One highlight of this experience happened when I was asked by the DSWD Region 8 director to provide assistance to a damage and needs assessment activity in the aftermath of a Category 4 storm, Super Typhoon Nona, that hit the Northern Samar municipalities on December 14, 2015. It damaged more than 279,000 homes and killed 48 people in the Philippines.  It was an opportunity to go with the DSWD staff to assess the extent of the damage in the region and to see how the residents are coping and recovering from the ravages of Nona. This task also allowed me to both report to MCAP on the conditions of the MCC KC projects to see how they held up and assist Peace Corps in the assessment of the condition of the recovery activities to help the agency get a better picture of the area since it affected PCVs in the area. My team spent three days visiting the five most affected municipalities of the province where conditions were familiar to my team from the Super Typhoon Yolanda experience.

The landscape was peppered with downed power lines, blown off roofs and toppled homes, felled trees and generally a scene that emulated a bomb blast. We saw families that took shelter in school buildings and day care centers built by KC, as the quality of the materials and the design of the buildings proved to withstand the sustained winds of 230 kilometers per hour (143 miles per hour). Our team observed that people truly learned from previous calamities; they quickly evacuated to safer buildings and higher ground at a moment’s notice. The NGOs, the government and DSWD are also quick to respond with emergency food and water, as well as tarpaulins to help create temporary patches for the damaged roofs.

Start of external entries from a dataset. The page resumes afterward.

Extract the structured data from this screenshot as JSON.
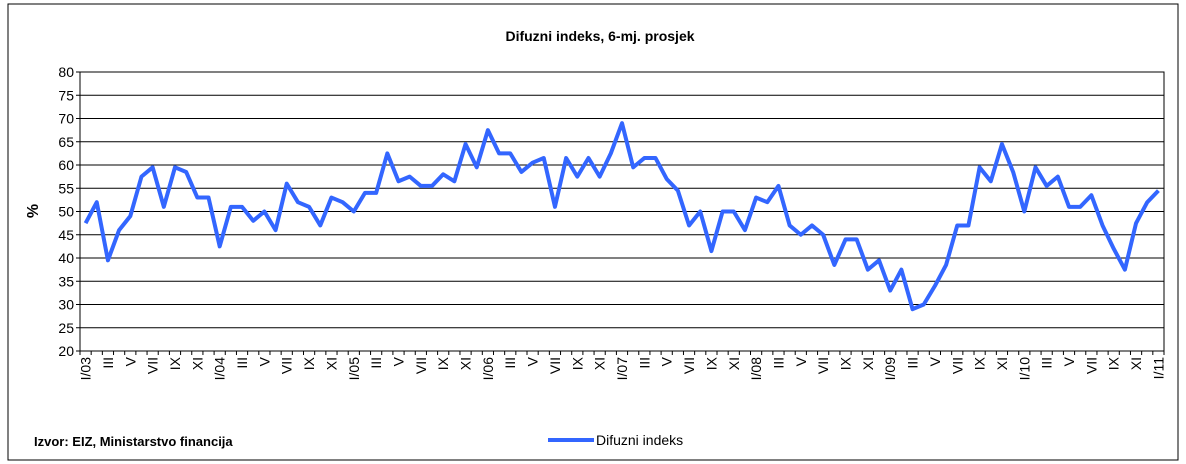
{
  "chart_data": {
    "type": "line",
    "title": "Difuzni indeks, 6-mj. prosjek",
    "y_label": "%",
    "source": "Izvor: EIZ, Ministarstvo financija",
    "categories": [
      "I/03",
      null,
      "III",
      null,
      "V",
      null,
      "VII",
      null,
      "IX",
      null,
      "XI",
      null,
      "I/04",
      null,
      "III",
      null,
      "V",
      null,
      "VII",
      null,
      "IX",
      null,
      "XI",
      null,
      "I/05",
      null,
      "III",
      null,
      "V",
      null,
      "VII",
      null,
      "IX",
      null,
      "XI",
      null,
      "I/06",
      null,
      "III",
      null,
      "V",
      null,
      "VII",
      null,
      "IX",
      null,
      "XI",
      null,
      "I/07",
      null,
      "III",
      null,
      "V",
      null,
      "VII",
      null,
      "IX",
      null,
      "XI",
      null,
      "I/08",
      null,
      "III",
      null,
      "V",
      null,
      "VII",
      null,
      "IX",
      null,
      "XI",
      null,
      "I/09",
      null,
      "III",
      null,
      "V",
      null,
      "VII",
      null,
      "IX",
      null,
      "XI",
      null,
      "I/10",
      null,
      "III",
      null,
      "V",
      null,
      "VII",
      null,
      "IX",
      null,
      "XI",
      null,
      "I/11"
    ],
    "series": [
      {
        "name": "Difuzni indeks",
        "color": "#3366ff",
        "values": [
          47.5,
          52,
          39.5,
          46,
          49,
          57.5,
          59.5,
          51,
          59.5,
          58.5,
          53,
          53,
          42.5,
          51,
          51,
          48,
          50,
          46,
          56,
          52,
          51,
          47,
          53,
          52,
          50,
          54,
          54,
          62.5,
          56.5,
          57.5,
          55.5,
          55.5,
          58,
          56.5,
          64.5,
          59.5,
          67.5,
          62.5,
          62.5,
          58.5,
          60.5,
          61.5,
          51,
          61.5,
          57.5,
          61.5,
          57.5,
          62.5,
          69,
          59.5,
          61.5,
          61.5,
          57,
          54.5,
          47,
          50,
          41.5,
          50,
          50,
          46,
          53,
          52,
          55.5,
          47,
          45,
          47,
          45,
          38.5,
          44,
          44,
          37.5,
          39.5,
          33,
          37.5,
          29,
          30,
          34,
          38.5,
          47,
          47,
          59.5,
          56.5,
          64.5,
          58.5,
          50,
          59.5,
          55.5,
          57.5,
          51,
          51,
          53.5,
          47,
          42,
          37.5,
          47.5,
          52,
          54.5
        ]
      }
    ],
    "ylim": [
      20,
      80
    ],
    "yticks": [
      20,
      25,
      30,
      35,
      40,
      45,
      50,
      55,
      60,
      65,
      70,
      75,
      80
    ],
    "grid": true,
    "legend": "bottom"
  }
}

We also realized the vulnerabilities of island villages as we tried to cross the waters to do assessments and bring some relief assistance, but the tides were too strong and assistance of any kind had to wait for the swells to calm down. Through it all, the people took it in stride, as some made do with felled banana and coconut trees to substitute for their food and drinking water as they waited for help to arrive. It truly showed how strong and resilient the residents are as these calamities become more regular occurrences.

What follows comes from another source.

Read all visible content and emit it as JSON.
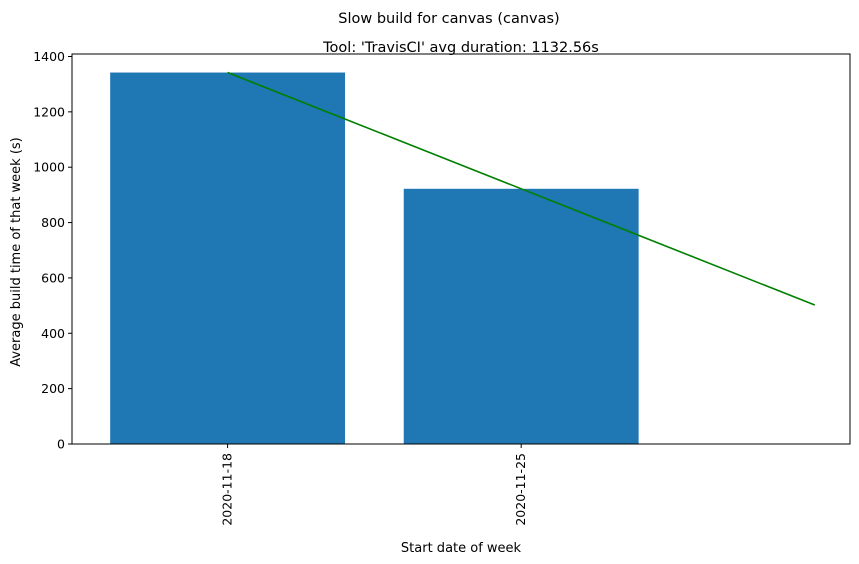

As I wind down for the final days of my Peace Corps Response Philippines service, I can’t help but reflect on the totality of the experience and the opportunities it presented to me. I am thankful for the journey and the people I met along the way, like my other like-minded PCR colleagues, the Peace Corps staff, MCAP, my counterparts and the staff of DSWD and especially the people of Region 8. Like the KC volunteers of the barangays, I totally relate to the satisfaction of a job well done and also feel very fortunate to have the chance to serve these communities by sharing my abilities. The commitment it takes to volunteer is fraught with challenges but the outcome is always a net gain professionally and personally as it enhanced my own knowledge and skills in working for sustainable development and broadened my understanding of the living conditions of Filipinos in remote areas of the Philippines, the country where I was born.

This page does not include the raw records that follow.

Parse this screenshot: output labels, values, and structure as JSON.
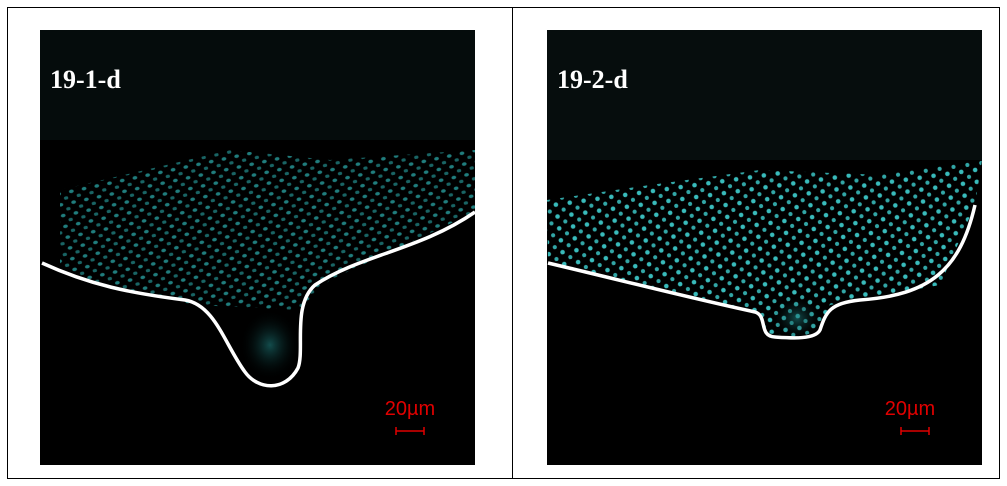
{
  "panels": [
    {
      "label": "19-1-d",
      "scale": "20µm"
    },
    {
      "label": "19-2-d",
      "scale": "20µm"
    }
  ]
}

The author, John Pabustan, immigrated with his family to the USA from the Philippines at the age of 16. He opted for an early retirement from his Health Program Coordinator position with the San Francisco Department of Public Health at the age of 48 to switch gears and pursue volunteer work in sustainable development and humanitarian projects.  He was a Health Extension Peace Corps Volunteer in Nigeria from 1991-1994, a Kiva.org Fellow in 2014 and recently concluded a one-year Peace Corps Response community development project in the Philippines.  John says that volunteering is truly a labor of love.  “Retired” for him is a series of endeavors that inspires him resulting in work that he loves doing because it is fulfilling and gives him the freedom and opportunities to give back and to look forward to what comes next.  He subscribes to a quote by George Eliot that says, “It’s never too late to be what you might have been.”